Favoriser l’alliance avec des forces politiques austéritaires pour espérer grappiller quelques élus est d’abord une erreur politique. C’est une erreur car elle repose sur le système représentatif oligarchique, dont les “affaires” de corruption qui caractérisent celui-ci, le placent à la limite de l’implosion. Pour les forces progressistes il ne s’agit plus de vouloir encore une fois déposséder les citoyen-ne-s de leurs pouvoirs d’agir et de décider, mais de chercher à développer de nouvelles façons de faire faire au peuple de la politique concrète. Pour cela, il faut bannir toute tendance à considérer les élections comme des “marchés d’électeurs et d’électrices”, où chaque parti politique mettrait à disposition d’une alliance son électorat (forcément figé), mais comme un processus en perpétuelle mutation. Cette situation est la conséquence directe d’un affaiblissement des clivages traditionnels entre la gauche et la droite (aidé par la droitisation vulgaire du PS) où une grande partie des électeur-trice-s ne se reconnaissent plus dans leur représentation. Plutôt que des arrangements de couloirs, privilégions donc la création d’une dynamique populaire sur des bases programmatiques exigeantes, volontaristes et clairement de gauche..

Mais en plus d’être une erreur politique, c’est une erreur stratégique. A mon sens, l’argument fumeux qui consiste à dire qu’une alliance avec les solfériniens (puisqu’il s’agit d’eux le plus souvent) permettrait d’avoir des élus pour ensuite, combattre l’austérité de “l’intérieur” et améliorer la vie quotidienne des administré-e-s, est dangereux. L’analyse des derniers scrutins, et notamment des “législatives partielles”, montrent que François Hollande, le gouvernement Ayrault et l’ensemble des solfériniens ont transformés le PS (et souvent l’ensemble de la gauche), dans l’imaginaire collectif en un pestiféré, et notamment chez les électeurs portés à gauche. Dans ce contexte Vouloir embarquer sur le “pédalo en pleine tempête” est une profonde idiotie. L’autonomie conquérante n’est pas une posture égoïste mais un devoir pour lutter contre les réactionnaires et pour la survie de la gauche !

Mais le danger de succomber à la tentation comptable concerne également des aspects idéologiques. Les élus du Front de gauche, parce qu’ils font prévaloir l’intérêt général avant les intérêts économiques, ne doivent pas succomber à cette tendance technocratique qui leur impose de devenir des “gestionnaires” au lieu d’être des militants humbles et combatifs. En terme de stratégie politique, comme en terme de programme, nous devons faire prévaloir les citoyen-ne-s et leurs aspirations et nous devons proscrire les comportements d’élus notables aux dents longues et de techniciens. Les collectivités territoriales disposent déjà de techniciens talentueux et intègres, l’élu n’a pas à se substituer mais à définir une ligne politique.

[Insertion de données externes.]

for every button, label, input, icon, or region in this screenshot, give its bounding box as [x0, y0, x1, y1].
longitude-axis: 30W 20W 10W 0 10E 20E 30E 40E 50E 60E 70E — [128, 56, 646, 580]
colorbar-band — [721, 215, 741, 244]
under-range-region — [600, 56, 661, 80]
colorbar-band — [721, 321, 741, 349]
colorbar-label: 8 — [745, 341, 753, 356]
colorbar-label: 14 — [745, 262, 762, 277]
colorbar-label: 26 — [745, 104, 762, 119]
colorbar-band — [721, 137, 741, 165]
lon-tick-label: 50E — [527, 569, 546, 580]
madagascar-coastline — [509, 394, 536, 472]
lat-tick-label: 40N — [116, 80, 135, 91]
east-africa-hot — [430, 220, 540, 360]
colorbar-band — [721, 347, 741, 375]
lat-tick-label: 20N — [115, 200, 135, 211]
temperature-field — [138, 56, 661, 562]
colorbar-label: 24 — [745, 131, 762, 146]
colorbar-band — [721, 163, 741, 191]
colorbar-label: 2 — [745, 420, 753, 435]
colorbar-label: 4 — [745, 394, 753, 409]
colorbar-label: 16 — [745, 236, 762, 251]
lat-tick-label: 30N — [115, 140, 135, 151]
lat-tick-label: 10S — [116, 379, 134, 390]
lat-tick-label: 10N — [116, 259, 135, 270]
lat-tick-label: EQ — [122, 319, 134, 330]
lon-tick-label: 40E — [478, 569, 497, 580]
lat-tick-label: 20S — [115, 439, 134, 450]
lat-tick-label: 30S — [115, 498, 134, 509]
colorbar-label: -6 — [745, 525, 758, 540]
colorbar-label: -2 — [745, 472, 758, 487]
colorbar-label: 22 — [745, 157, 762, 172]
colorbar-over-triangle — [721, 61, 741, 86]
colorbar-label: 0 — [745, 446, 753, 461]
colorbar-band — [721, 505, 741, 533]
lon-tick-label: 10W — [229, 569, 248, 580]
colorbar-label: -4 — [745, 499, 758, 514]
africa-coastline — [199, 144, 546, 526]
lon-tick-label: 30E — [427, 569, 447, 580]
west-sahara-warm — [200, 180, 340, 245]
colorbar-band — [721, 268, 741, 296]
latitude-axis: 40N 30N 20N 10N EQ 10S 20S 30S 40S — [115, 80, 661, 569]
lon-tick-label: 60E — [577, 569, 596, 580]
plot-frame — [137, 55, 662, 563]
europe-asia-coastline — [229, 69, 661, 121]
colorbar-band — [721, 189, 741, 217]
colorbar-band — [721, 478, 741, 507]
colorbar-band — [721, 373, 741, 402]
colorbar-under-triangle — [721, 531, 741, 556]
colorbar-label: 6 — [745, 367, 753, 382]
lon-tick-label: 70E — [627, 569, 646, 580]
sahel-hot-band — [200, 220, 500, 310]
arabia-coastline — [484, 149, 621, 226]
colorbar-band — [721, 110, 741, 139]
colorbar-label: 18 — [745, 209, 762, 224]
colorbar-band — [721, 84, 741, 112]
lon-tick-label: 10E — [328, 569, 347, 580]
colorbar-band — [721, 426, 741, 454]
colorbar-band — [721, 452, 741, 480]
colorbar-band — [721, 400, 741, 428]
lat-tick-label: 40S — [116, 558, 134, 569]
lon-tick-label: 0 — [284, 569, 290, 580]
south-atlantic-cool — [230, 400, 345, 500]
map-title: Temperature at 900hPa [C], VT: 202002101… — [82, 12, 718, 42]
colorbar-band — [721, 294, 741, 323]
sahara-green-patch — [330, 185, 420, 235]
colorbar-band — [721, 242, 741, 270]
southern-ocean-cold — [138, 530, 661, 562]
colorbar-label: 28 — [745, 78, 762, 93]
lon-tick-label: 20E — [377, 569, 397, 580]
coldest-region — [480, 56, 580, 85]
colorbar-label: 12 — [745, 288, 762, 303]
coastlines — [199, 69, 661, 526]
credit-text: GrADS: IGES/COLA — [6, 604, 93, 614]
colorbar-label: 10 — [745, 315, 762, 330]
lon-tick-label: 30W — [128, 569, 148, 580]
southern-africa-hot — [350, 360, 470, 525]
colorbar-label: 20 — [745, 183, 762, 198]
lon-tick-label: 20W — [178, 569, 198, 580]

La tentation comptable sera, à ne pas douter, celle qui conduira la gauche à la défaite. Ne tombons pas dans cette double erreur politique et stratégique en refusant d’avoir des ambitions. Le peuple en a assez de ces représentants qui ne représentent que leurs propres intérêts, qui le considèrent comme une marchandise électorale mobilisable à un instant T (les élections) puis oublient leurs promesses dès les résultats tombés. Ne bradons pas nos idéaux pour quelques écharpes (inutiles dans des municipalités et intercommunalités gouvernées par des austéritaires), cherchons à poursuivre l’ensemble des voies qui permettent la prise de conscience et l’implication populaire dans nos quartiers et nos communes. La gauche n’en sera que plus valeureuse pour mener à bien la définanciarisation des biens communs, mettre en place la gratuité des transports, soutenir l’économie sociale et solidaire, promouvoir un aménagement du territoire écologique, bref, mener une politique écosocialiste.